Jie Yang, Ph.D candidate in Civil and Environmental Engineering, Northwestern University
This trend however may disrupt current market ecosystem where global distribution system (GDS) sells the majority of fares. To prevent airlines’ corner overtaking strategies, GDS has to take some actions! Comparing to airlines’ database, GDS companies’ competitive advantage is that they have data from all different airlines who use GDS. Most importantly, some GDS companies have the ability to “shop-back” and match bookings with the itineraries displayed to travelers. But this process is computationally expensive. So, an interesting problem came to our mind that can we use unmatched itineraries (i.e. unlabeled data or data without observed label) to improve airlines’ understanding of a potential market?
Airlines can understand a market such as Chicago to Shanghai from different aspects. To predict their market share, they use discrete choice model and the basic one (i.e. multinomial logit model) assumes a traveler’s utility or impression on an itinerary is given by a linear function of weighted features plus a gumbel noise. The goal of this model is to predict probability of choosing one itinerary. And it can also be used to estimate an airline’s market share or to estimate a traveler’s preferred rank of returned itineraries. In a typical case, to estimate such a model we need to know choice sets and also booked itineraries within each set.
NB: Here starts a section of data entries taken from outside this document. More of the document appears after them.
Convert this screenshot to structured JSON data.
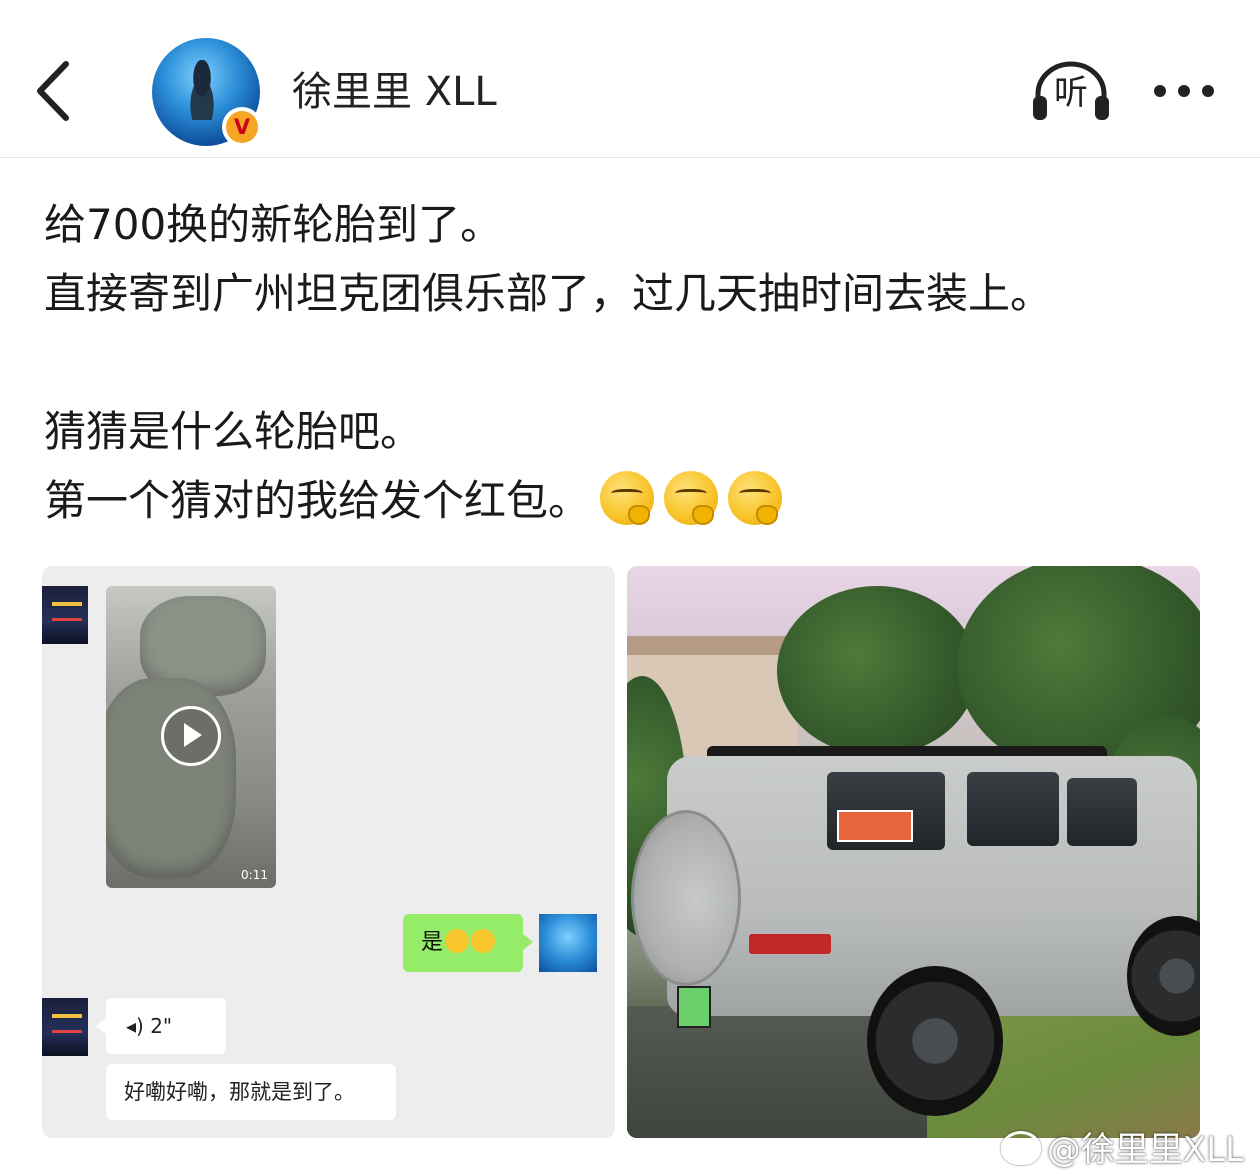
{
  "header": {
    "username": "徐里里 XLL",
    "listen_label": "听"
  },
  "post": {
    "lines": [
      "给700换的新轮胎到了。",
      "直接寄到广州坦克团俱乐部了，过几天抽时间去装上。",
      "",
      "猜猜是什么轮胎吧。",
      "第一个猜对的我给发个红包。"
    ]
  },
  "chat_screenshot": {
    "video_duration": "0:11",
    "my_message": "是",
    "voice_duration": "2\"",
    "reply_message": "好嘞好嘞，那就是到了。"
  },
  "watermark": "@徐里里XLL",
  "icons": {
    "back": "back-chevron-icon",
    "listen": "headphones-listen-icon",
    "more": "more-dots-icon",
    "verified": "verified-v-badge-icon",
    "emoji": "thinking-face-emoji-icon",
    "play": "play-icon",
    "voice": "voice-wave-icon"
  }
}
But those unlabeled choice sets may also be used as a way to improve the typical model estimation.
How can we utilize those choice sets? There were lots of research focusing on improving classification model estimation with unlabeled data. So it is worthwhile to try similar algorithms onto our problem. Inspired by this, we adapted four different algorithms. Three of them were based on clustering methods while another one was based on expectation-maximization algorithm. To evaluate the methods, we designed cross-validation experiments based on a public hotel dataset and compared the prediction accuracy. Results are presented below. We gradually increase the percentage of booked data with respect to unlabeled data. The metric we used is based on Kendall’s tau and model used was based on a ranked-logit choice model. For this metric, the lower the better. And we can see the zero Y-axis is the baseline which is the prediction provided by a model we estimated with only booked data. It is clear that our algorithms have a better performance than the baseline model for up to 10%.
In all, we believe this research may benefit GDS companies to provide better solutions to airlines, especially those non-legacy carriers who have not the capability to build up its own channel or IT infrastructure.